Modest quantities of natural gas, oil and coal represent the mining sector of the Pakistan A thermonuclear facility is in operation near Karachi.
Industrial activities, which employ 1/5 of the active population and contribute 27% to the formation of the gross domestic product, are aimed at satisfying internal needs: relatively modest are the steel and metallurgical productions (Lahore, Karaci), the oil ones (refineries in Morgah, Karachi for imported oil) and mechanical ones. Of greater importance are the production of fertilizers and basic chemicals, pharmaceuticals, some mechanical sectors (shipbuilding and vehicle assembly) and above all textiles, dominated by the cotton mill (P. is the third largest producer of cotton yarns in the world).. Cement and food processing complete the industrial picture.
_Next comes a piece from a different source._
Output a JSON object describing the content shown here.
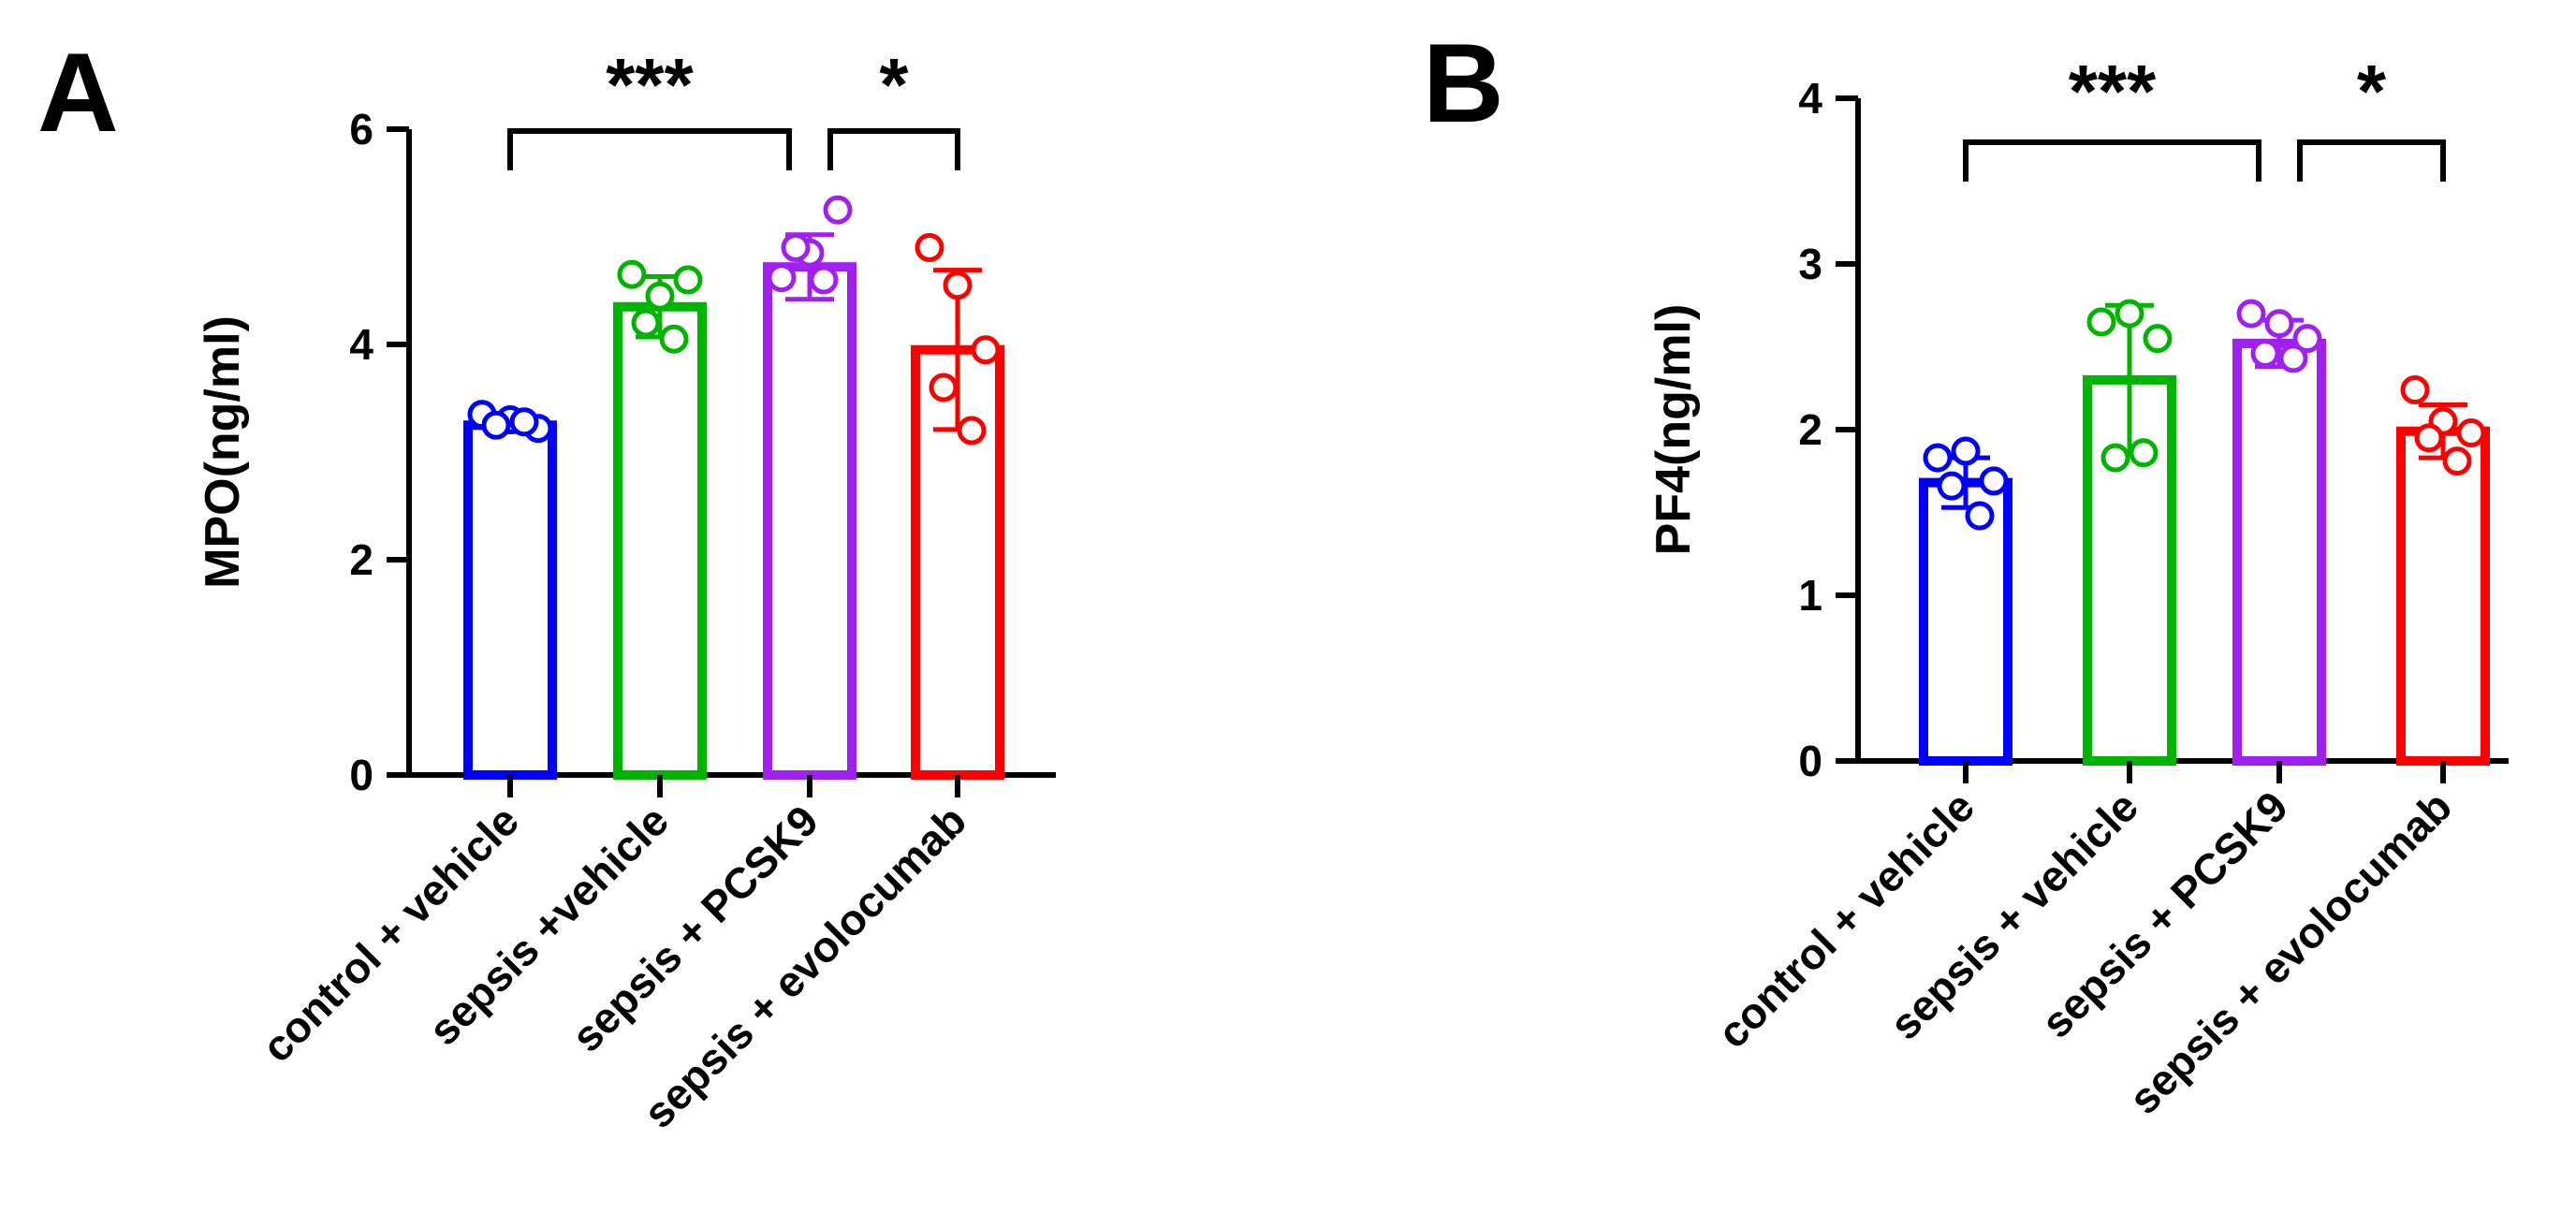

The terrestrial communications system requires modernization, partly in progress. The network railway (7791 km in 2006) is underdeveloped and follows that set up in colonial times, while the road network is relatively extensive (260,000 km) and almost two thirds of it is artificial. The vehicle fleet (just under 1,750,000 units) is expanding rapidly. An important contribution to the internal mobility of people and goods is provided by river traffic on the Indus and its tributaries of the Punjab; Karachi is by far the most important seaport, as well as an airport, in the state. Air traffic is also growing relatively (68 million km flown). Foreign trade has increased significantly in recent decades: especially due to the import of fuels, chemicals and machinery, mostly from the United Arab Emirates, Saudi Arabia, China, United States, Japan, Germany, and for exports of rice, raw cotton, cotton fabrics, carpets and blankets, mostly destined for the United States, United Arab Emirates, Afghanistan, Great Britain. However, the trade deficit has progressively increased, and is partly offset by remittances from emigrants, partly by international financial aid.